Here you may find some psychiatrists claiming that the psychiatric assessment of a death row inmate’s competence to be executed does not differ from a pre-trial forensic assessment of a capital defendant’s competence to stand trial.
Treatment of psychiatric illness
In many states with capital punishment, it is required that the prisoner should be competent at the time of execution. Thus, psychiatrists may be asked to treat the mentally ill prisoners on death row, or to assess whether the prisoners are found fit for execution. This places the treating psychiatrist in a dilemma. If you as a psychiatrist retore the mental health of the prisoner, you may consequently allow execution. If you refuse to treat you may leave a prisoner with untreated mental illness. In this way the doctor may find himself/herself in a position where the psychiatric evaluation is the decisive factor determining the execution.
Death row
Severe mental illness is quite prevalent on death row. There are two kinds of mental health issues here. An important problem concerns the psychiatric disorders found in convicted prisoners. In several states, it is estimated that a large proportion of persons on death row have a serious mental illness, e.g. in India approx. 62% and a further 11% intellectual disability; in the US about 20%have a psychiatric condition. In most countries, the current system of fact-finding in capital cases fails to identify who among those facing a possible death penalty has a mitigating mental health condition. Another factor is that sitting on death row anticipating your execution is extremely traumatic and may result in the emergence of psychiatric symptoms requiring intervention.
Where to go from here?
Let me emphasize that it is a violation of professional ethics for psychiatrists to participate in any action connected to executions. Doctors should never use their skills or knowledge for the purpose of facilitating punishment. It is my hope that psychiatrists and other medical professionals will condemn any medical participation in capital punishment unconditionally. There is no doubt about the position of the World Psychiatric Association when it comes to the participation of psychiatrists in capital punishment.
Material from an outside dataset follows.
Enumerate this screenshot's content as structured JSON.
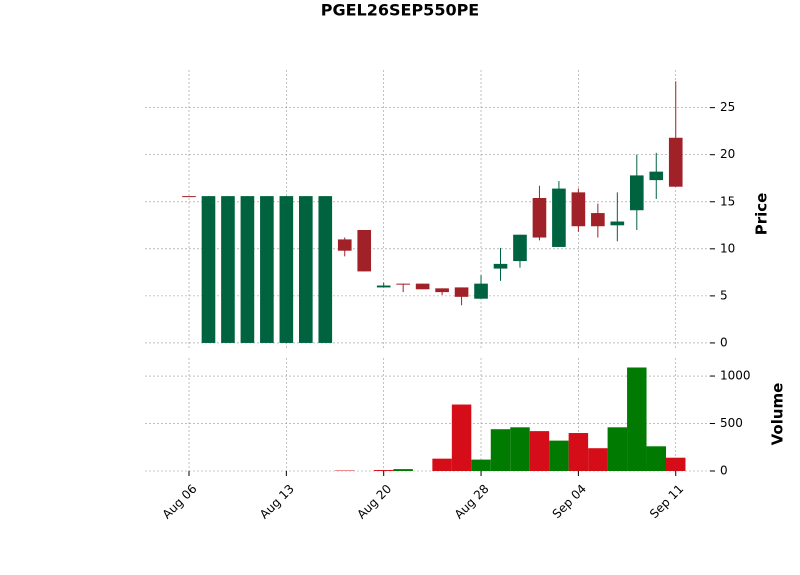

At the World Psychiatric Congress in Madrid, in August 1996, the General Assembly unanimously passed the Declaration of Madrid that included the statement: `Under no circumstances should psychiatrists participate in legally authorized executions nor participate in assessments of competence to be executed'. We as psychiatrists should be the guardians of the ethical standards and integrity of our profession and ensure that certain values are not at the disposal of whim, or political pressure. □
References by request
Kastrup M. Psychiatry and death penalty. J Med Ethics 1988;14: 179-83.
Freedman AM, Halpern AL. The erosion of ethics and morality in medicine: physician participation in legal executions in the United States. NY Law School Law Rev 1996; 41:169-88.